Study: Shares a tool to attract and retain staff

Employee shares or options are crucial for tech companies to attract and retain skilled staff, according to Deloitte Touche Tohmatsu, which called for a review on the current treatment of such plans.

          Employee shares or options are crucial for tech companies to attract and retain skilled staff, according to Deloitte Touche Tohmatsu, which called for a review on the current treatment of such plans.

          In an attempt to overcome the exodus of local IT professionals to the US or Europe, technology companies are turning to retention strategies such as employee share and option plans, according to a survey of 400 Australian chief executive officers and managing directors in the sector.

          Respondents rated attracting skilled staff ahead of other concerns such as capital raising, increased competition and new product development.

          Joe Galea, Deloitte technology and telecommunications tax partner, said share option strategies are critical to employee motivation.

          Trends suggest that 90% of growing technology companies prefer to offer employees share or option plans, he says.

          For staff, however, Gordon Little, Deutsche Asset Management's IT director, says employee share or options plans although popular, were not as big a driver as bonuses, training opportunities and the chance to use leading-edge technologies.

          Bruce Lakin, CEO of software and portal developer Prophecy International, says employee share options do play an increasingly significant role in attracting new staff, but what was more fundamental was a competitive salary and stimulating work.

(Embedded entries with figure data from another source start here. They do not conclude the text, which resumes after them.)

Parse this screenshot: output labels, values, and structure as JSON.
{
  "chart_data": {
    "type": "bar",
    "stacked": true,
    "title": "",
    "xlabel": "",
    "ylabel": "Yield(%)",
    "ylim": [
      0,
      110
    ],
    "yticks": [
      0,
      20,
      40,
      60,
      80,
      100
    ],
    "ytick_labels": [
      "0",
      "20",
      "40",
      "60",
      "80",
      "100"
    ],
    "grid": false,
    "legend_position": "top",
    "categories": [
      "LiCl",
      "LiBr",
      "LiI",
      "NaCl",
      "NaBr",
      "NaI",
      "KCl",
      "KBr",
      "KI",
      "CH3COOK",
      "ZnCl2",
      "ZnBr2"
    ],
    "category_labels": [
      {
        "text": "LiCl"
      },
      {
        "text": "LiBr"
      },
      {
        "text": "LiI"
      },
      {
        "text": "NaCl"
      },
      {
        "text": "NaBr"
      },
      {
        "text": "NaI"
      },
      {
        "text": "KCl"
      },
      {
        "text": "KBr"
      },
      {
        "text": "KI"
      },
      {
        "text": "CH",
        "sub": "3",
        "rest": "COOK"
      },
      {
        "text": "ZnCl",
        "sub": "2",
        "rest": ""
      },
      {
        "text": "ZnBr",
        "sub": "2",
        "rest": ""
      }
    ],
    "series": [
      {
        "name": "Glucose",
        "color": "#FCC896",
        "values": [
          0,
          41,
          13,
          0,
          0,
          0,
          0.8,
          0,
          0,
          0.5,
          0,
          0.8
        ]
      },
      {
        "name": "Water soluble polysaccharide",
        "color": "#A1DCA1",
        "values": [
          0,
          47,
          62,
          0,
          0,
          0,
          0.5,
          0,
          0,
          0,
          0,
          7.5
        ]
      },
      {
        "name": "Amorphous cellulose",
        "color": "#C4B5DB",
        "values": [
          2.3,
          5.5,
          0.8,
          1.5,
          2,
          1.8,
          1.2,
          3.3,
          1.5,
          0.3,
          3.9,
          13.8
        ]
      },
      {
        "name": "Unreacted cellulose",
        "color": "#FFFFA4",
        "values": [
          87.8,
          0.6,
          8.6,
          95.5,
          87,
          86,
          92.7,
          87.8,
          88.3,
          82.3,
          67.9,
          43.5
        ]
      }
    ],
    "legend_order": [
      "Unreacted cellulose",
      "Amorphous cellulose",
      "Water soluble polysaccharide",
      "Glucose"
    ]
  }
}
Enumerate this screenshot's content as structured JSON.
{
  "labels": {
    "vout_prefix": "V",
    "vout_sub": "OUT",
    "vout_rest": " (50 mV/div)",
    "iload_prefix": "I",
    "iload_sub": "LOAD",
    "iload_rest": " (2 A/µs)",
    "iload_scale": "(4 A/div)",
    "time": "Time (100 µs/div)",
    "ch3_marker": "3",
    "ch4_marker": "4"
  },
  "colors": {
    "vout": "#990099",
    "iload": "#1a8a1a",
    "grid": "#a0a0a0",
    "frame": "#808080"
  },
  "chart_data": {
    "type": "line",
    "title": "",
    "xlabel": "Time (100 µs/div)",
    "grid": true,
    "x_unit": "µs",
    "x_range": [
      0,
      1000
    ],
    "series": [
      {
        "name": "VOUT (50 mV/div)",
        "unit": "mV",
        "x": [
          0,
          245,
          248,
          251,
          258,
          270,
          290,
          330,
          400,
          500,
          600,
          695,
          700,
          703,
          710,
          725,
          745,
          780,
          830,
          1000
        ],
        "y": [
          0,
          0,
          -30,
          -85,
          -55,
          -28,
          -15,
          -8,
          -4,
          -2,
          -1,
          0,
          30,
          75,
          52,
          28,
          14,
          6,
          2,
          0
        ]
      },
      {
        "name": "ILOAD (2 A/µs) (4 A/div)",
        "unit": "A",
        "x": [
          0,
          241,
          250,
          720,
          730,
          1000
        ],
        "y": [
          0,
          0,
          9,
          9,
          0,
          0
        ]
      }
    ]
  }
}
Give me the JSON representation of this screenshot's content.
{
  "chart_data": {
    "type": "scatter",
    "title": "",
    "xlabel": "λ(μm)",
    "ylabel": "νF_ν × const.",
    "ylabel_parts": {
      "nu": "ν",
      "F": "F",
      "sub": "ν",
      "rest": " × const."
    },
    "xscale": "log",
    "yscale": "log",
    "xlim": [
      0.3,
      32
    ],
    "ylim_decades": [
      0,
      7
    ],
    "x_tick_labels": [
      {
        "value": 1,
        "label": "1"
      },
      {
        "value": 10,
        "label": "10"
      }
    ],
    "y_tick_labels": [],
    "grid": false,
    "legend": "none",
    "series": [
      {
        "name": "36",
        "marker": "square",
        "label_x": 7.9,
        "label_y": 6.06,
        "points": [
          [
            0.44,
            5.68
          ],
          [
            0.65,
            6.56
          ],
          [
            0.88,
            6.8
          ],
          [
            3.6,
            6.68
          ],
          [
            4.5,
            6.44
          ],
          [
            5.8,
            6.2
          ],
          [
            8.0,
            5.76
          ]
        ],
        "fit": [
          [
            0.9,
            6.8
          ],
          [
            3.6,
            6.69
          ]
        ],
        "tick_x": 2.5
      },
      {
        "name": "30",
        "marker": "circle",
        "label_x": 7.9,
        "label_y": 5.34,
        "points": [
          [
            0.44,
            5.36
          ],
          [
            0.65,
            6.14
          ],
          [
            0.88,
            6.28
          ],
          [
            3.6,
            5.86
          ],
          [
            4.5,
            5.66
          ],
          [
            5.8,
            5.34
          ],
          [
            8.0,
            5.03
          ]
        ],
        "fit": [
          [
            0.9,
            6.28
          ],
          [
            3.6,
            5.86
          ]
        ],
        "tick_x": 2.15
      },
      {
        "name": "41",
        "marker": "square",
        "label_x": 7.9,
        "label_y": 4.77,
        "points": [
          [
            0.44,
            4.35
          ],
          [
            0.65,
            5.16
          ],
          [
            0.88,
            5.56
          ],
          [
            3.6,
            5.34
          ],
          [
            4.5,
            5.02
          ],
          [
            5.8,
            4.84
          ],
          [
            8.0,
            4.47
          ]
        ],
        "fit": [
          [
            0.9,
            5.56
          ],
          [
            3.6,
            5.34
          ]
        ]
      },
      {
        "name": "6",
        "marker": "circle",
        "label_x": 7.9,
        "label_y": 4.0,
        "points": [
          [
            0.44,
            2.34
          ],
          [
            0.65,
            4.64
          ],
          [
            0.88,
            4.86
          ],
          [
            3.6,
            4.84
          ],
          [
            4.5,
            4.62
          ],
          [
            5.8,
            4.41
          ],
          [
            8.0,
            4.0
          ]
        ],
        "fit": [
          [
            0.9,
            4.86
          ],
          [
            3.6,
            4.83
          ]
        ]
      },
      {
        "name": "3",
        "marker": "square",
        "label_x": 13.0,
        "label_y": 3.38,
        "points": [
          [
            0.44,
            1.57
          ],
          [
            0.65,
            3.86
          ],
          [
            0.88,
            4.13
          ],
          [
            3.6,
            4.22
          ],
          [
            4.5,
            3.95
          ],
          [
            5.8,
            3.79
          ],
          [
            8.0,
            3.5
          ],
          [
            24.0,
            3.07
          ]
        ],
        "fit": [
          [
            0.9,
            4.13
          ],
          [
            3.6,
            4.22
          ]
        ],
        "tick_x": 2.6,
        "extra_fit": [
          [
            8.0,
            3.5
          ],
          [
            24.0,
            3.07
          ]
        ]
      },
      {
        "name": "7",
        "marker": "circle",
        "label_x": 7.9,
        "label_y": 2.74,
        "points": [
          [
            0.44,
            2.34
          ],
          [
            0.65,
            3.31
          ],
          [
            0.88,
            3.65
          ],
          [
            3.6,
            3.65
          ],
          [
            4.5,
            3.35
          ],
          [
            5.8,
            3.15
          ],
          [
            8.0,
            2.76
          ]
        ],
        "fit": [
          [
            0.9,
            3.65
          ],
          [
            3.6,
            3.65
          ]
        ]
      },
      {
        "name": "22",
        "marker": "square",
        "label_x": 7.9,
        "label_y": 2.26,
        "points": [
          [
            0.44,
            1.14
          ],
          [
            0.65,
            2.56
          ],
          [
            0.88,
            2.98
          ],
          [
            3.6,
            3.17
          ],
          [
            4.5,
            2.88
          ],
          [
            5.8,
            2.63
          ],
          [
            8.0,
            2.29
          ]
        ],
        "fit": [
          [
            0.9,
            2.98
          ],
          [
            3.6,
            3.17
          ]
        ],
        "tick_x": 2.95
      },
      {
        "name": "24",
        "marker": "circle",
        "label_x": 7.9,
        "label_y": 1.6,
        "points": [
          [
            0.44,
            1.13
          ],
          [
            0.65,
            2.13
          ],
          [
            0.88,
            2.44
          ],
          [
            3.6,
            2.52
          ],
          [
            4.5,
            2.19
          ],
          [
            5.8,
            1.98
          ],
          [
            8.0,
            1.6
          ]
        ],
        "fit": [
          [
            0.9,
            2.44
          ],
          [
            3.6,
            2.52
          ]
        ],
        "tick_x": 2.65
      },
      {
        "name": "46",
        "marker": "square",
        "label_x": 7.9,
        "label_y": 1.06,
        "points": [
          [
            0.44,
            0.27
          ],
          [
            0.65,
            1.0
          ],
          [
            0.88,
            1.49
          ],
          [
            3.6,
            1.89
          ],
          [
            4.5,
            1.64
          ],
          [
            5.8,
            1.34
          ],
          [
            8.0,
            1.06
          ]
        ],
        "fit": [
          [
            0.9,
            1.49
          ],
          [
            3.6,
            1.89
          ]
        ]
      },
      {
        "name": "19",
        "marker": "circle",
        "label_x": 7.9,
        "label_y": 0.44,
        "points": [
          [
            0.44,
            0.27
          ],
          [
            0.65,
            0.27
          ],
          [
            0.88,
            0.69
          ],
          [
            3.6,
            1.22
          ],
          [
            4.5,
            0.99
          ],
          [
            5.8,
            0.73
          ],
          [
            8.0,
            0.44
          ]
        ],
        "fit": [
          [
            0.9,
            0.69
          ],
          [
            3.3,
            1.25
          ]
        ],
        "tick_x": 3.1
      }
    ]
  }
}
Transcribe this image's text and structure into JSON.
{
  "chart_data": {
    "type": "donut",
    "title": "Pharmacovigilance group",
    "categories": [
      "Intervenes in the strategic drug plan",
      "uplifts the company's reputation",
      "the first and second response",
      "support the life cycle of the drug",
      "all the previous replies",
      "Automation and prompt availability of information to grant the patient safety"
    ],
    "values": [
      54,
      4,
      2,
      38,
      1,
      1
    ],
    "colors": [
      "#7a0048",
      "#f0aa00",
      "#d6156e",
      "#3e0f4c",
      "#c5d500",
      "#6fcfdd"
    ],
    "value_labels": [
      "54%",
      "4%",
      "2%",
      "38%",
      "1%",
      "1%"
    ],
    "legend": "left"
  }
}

          "(Share option plans) play a role, but not as much in Australian companies as in international or US companies," he says.

          However, Galea believes options plans are vital to the local tech industry to reduce the 'brain drain' and to attract talent.

          "The survey findings reinforce the need to amend the current tax treatment of employee share and option plans," Galea says.

          "At the moment there is limited scope for employees to use the 50% capital gains tax concessions introduced from September 1999, which can come as a shock when employees cash out share gains."